Starting a Business? Preparing a Business Plan is Essential For Success
Time and again I speak with business people, clients or otherwise, who started their businesses without creating a business plan. This is easy to understand because creating a thorough business plan that covers all of the essential topics is time-consuming. It is also frightening because it forces the prospective business owner to face issues related to starting the business that the person may not be ready to face, like, for example, the nature of the competition and what it is that the person is going to offer that competitors do not already. Even so, preparing a business plan is essential to the success of a new business. Set out below is a list of a few of the reasons why creating a business plan is important.
As already mentioned, it forces the prospective business owner to look at the business on paper and to face harsh realities about getting the business up and running on paper before actually getting started with creating the business itself. This process can be defeating, frustrating, and eye-opening because it may call into question the viability of the core business concept itself. But isn’t it essential to know whether your business can even work before spending time and financial resources on finding out?
It helps the prospective business owner to identify the amount of capital needed to invest in getting the business started and to keep it running for the long term.
It helps the prospective business owner to identify the sources of financing if the prospective business owner does not already have the necessary capital on hand.
It helps the prospective business owner to identify the appropriate legal structure for their type of business.
It helps the prospective business owner to identify the legal context within which the business will operate, and will help the prospective business owner to become familiar with the laws that will govern their type of business. No business owner wants to be surprised that they are violating laws that they did not even know existed.
It helps the prospective business owner to identify marketing costs and challenges, including the direct and indirect competition and how to effectively differentiate the business.
It helps the prospective business owner to identify the proper location: whether the business should be online only, or whether the business should have an online and a physical presence.

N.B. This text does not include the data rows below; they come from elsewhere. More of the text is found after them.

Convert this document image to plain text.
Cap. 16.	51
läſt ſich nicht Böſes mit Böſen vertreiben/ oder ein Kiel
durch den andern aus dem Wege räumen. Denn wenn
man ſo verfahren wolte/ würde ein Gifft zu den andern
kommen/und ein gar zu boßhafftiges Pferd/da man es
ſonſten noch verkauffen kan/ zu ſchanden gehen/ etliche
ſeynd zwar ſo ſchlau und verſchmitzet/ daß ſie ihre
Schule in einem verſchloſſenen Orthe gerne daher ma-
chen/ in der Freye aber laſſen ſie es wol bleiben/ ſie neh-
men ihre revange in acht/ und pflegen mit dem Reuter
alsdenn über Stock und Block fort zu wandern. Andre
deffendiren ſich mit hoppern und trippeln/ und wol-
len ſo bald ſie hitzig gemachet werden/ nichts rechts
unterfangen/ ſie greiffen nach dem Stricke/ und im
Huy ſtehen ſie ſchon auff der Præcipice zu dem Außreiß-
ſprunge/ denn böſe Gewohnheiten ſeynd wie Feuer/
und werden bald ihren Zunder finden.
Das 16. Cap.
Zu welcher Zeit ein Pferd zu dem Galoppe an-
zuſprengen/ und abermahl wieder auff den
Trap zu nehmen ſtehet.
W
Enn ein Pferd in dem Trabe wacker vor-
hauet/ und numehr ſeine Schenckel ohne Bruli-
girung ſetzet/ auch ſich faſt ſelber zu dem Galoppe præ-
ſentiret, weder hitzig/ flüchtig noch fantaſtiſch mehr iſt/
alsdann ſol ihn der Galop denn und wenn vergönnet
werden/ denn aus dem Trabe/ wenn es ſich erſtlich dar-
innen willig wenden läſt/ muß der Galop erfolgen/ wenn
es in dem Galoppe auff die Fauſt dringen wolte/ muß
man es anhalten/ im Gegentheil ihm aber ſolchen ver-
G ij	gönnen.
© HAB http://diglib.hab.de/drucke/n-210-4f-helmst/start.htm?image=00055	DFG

It helps the prospective business owner to identify the ideal physical location and the costs related to acquiring the location and preparing it for legal occupation (legal occupation is required to obtain most business licenses in NSW and often involves resolving issues with the property with the local Council) by the business.
It helps the prospective business owner to identify their employer obligations, which are essential to avoiding issues with Fair Trading NSW, and the relevant taxing authorities, among others.
It helps the prospective business owner to identify their tax obligations, whether in relation to the business entity, or to the payment of salaries or the like to workers.
And, although each of the items in this list is essential, perhaps the most important reason to write a business plan is to understand the licensing obligations associated with ensuring that the business will look and operate the way that the prospective business owner wants it to look and operate for the long term. More specifically, while it is relatively easy to identify that the business may require a license from the Liquor and Gaming NSW to operate legally in Sydney, or anywhere in NSW, it may be less obvious without writing a business plan that the business owner may also want a liquor license for the business. Obtaining a liquor license in NSW particularly in Sydney, can be very challenging. Not only do the persons who oversee the State Liquor Authority regularly change, causing internal policies to change, but preparing a liquor license application requires gathering a substantial amount of information. Another example involving the unanticipated need for a license might involve a business that offers instruction/education to customers or clients, and the instruction/education itself implicates the need for the business or an owner to have a license to share the particular information. Simply put, deciding that a liquor (or any other) license may be essential to the success of the business after the business is up and operating is not a good idea. Not only does it create a great deal of unnecessary stress for the business owner, but it also can create a stressful relationship with any person hired to assist with obtaining the license.
In short, a person who plans to succeed must prepare a business plan and should only spend nominal sums on testing and researching the business idea before going ‘all in’.